HRH Prince Khalid Al-Faisal put things into perspective when he raised the banner for all of us to see: “Towards world-class healthcare for women.”
And who would be better than King Abdulaziz University to take Prince Khalid’s words to heart? KAU has been pioneering many fields, and its head, Professor Osama S. Tayyeb, has made it his personal quest to turn KSU into a world-class institution.
This was the driver behind building excellence centers like ours, which focus on world-class healthcare research with the vision of taking the Kingdom’s healthcare to world-class levels. The Sheikh Mohammed Hussien Al-Amoudi Center of Excellence in Breast Cancer was the first building block in making this vision a reality.
Advanced nations have already established that the road to perfect healthcare begins with prevention, and one aspect of prevention is early detection of tumors. Unfortunately, in a fairly insular society like ours, prevention – much less early detection – does not enjoy much credence. Hence, it was imperative to spread that kind of culture in our society, especially in light of statistics that show staggering growth in breast cancer cases in Saudi Arabia, 70% of which are already in their advanced stages, diminishing chances of recovery, not to mention the financial burden they place on the nation’s resources.

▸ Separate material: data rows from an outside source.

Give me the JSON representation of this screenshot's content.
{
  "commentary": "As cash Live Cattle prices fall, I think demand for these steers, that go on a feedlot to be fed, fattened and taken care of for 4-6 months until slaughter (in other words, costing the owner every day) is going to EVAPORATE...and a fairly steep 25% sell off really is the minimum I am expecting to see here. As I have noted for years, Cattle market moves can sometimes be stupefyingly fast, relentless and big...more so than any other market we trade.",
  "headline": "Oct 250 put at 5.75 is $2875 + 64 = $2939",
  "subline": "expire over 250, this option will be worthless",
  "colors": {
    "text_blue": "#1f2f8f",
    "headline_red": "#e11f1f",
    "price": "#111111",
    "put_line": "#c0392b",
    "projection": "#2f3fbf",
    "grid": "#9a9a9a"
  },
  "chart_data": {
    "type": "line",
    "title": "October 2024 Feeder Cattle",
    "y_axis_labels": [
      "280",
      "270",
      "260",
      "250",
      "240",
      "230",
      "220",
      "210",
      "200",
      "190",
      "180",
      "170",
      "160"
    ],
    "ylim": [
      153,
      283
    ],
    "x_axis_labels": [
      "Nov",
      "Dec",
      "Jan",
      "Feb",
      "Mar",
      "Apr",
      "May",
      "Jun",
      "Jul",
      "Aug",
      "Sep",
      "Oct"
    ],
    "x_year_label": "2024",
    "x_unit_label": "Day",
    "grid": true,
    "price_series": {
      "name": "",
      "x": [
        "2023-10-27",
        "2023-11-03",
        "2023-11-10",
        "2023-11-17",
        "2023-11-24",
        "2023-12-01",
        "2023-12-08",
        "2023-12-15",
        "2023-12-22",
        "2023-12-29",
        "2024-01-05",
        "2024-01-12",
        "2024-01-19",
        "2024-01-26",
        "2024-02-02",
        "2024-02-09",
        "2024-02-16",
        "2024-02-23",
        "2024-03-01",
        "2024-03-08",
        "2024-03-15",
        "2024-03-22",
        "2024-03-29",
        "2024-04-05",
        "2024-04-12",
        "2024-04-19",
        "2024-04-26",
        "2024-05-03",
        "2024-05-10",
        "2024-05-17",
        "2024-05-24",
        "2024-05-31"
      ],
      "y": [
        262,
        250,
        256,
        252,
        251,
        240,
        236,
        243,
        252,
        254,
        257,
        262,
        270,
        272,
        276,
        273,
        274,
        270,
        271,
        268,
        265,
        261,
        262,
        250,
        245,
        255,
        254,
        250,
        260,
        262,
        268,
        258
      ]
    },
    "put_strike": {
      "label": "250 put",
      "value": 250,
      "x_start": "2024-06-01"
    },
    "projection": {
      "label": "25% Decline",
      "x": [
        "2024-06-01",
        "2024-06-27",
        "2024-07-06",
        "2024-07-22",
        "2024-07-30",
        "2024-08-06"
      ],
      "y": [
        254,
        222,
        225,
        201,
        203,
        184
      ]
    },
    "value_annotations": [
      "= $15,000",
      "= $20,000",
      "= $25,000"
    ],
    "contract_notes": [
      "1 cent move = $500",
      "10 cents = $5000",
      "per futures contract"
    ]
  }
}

So the center’s strategy was to make early detection the basis of its work. Early detection raises the odds for recovery to as high as 95%, which is why it is a must. Part of that strategy is to break the silence with awareness programs that use the media to spread the culture of early detection in the society. The center initiates workshops and awareness programs aimed at healthcare providers, made all the more significant by the fact that the university’s school of medicine is the academic home of future physicians, who must be not be sent out to the world without awareness of the importance of early detection.

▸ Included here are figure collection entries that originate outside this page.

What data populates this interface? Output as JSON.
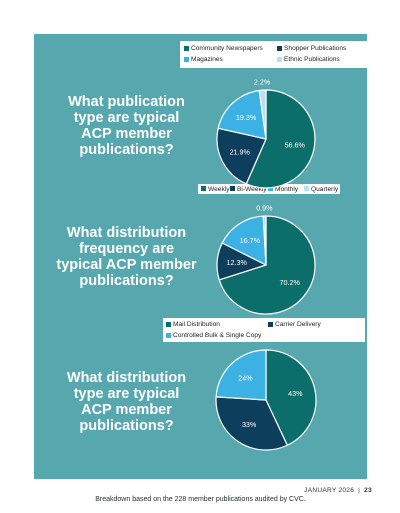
{
  "colors": {
    "panel": "#57a8ae",
    "dark_teal": "#0c6e6a",
    "navy": "#0d3e5c",
    "sky": "#3cb1e4",
    "pale": "#b7e1f3"
  },
  "questions": [
    [
      "What publication",
      "type are typical",
      "ACP member",
      "publications?"
    ],
    [
      "What distribution",
      "frequency are",
      "typical ACP member",
      "publications?"
    ],
    [
      "What distribution",
      "type are typical",
      "ACP member",
      "publications?"
    ]
  ],
  "chart_data": [
    {
      "type": "pie",
      "title": "What publication type are typical ACP member publications?",
      "legend": [
        "Community Newspapers",
        "Shopper Publications",
        "Magazines",
        "Ethnic Publications"
      ],
      "slices": [
        {
          "label": "Community Newspapers",
          "value": 56.6,
          "text": "56.6%",
          "color": "#0c6e6a"
        },
        {
          "label": "Shopper Publications",
          "value": 21.9,
          "text": "21.9%",
          "color": "#0d3e5c"
        },
        {
          "label": "Magazines",
          "value": 19.3,
          "text": "19.3%",
          "color": "#3cb1e4"
        },
        {
          "label": "Ethnic Publications",
          "value": 2.2,
          "text": "2.2%",
          "color": "#b7e1f3"
        }
      ]
    },
    {
      "type": "pie",
      "title": "What distribution frequency are typical ACP member publications?",
      "legend": [
        "Weekly",
        "Bi-Weekly",
        "Monthly",
        "Quarterly"
      ],
      "slices": [
        {
          "label": "Weekly",
          "value": 70.2,
          "text": "70.2%",
          "color": "#0c6e6a"
        },
        {
          "label": "Bi-Weekly",
          "value": 12.3,
          "text": "12.3%",
          "color": "#0d3e5c"
        },
        {
          "label": "Monthly",
          "value": 16.7,
          "text": "16.7%",
          "color": "#3cb1e4"
        },
        {
          "label": "Quarterly",
          "value": 0.9,
          "text": "0.9%",
          "color": "#b7e1f3"
        }
      ]
    },
    {
      "type": "pie",
      "title": "What distribution type are typical ACP member publications?",
      "legend": [
        "Mail Distribution",
        "Carrier Delivery",
        "Controlled Bulk & Single Copy"
      ],
      "slices": [
        {
          "label": "Mail Distribution",
          "value": 43,
          "text": "43%",
          "color": "#0c6e6a"
        },
        {
          "label": "Carrier Delivery",
          "value": 33,
          "text": "33%",
          "color": "#0d3e5c"
        },
        {
          "label": "Controlled Bulk & Single Copy",
          "value": 24,
          "text": "24%",
          "color": "#3cb1e4"
        }
      ]
    }
  ],
  "footnote": "Breakdown based on the 228 member publications audited by CVC.",
  "footer": {
    "date": "JANUARY 2026",
    "separator": "|",
    "page": "23"
  }
}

To complete the structure of awareness about early detection, the center provides free mammogram detection, which is the ideal way of detecting tumors even earlier than the patient or her physician. The center also provides clinical breast examination of the breasts through a specialized clinic and workshops that teach patients methods of self-examination.
As a breast cancer survivor, a working physician and an international activist, I learned about a whole new concept of caring for breast cancer patients: one that relies on providing services that are essential to treatment, so as patients can have better chances of recovery while feeling fully supported.
This is achieved through support services and other support units. Therefore, we at the center created a consultancy clinic that receives a patients who have already been diagnosed by their physicians and give them advice and guidance addressing all their fears, apprehensions and questions, so as to help them get all the support they need. There is also a “survivors clinic” that care for recovered patients who need long-term monitoring, especially those who lose touch with their physicians after recovery but are likely to suffer some complications, thus necessitating the need for their own clinic at the center.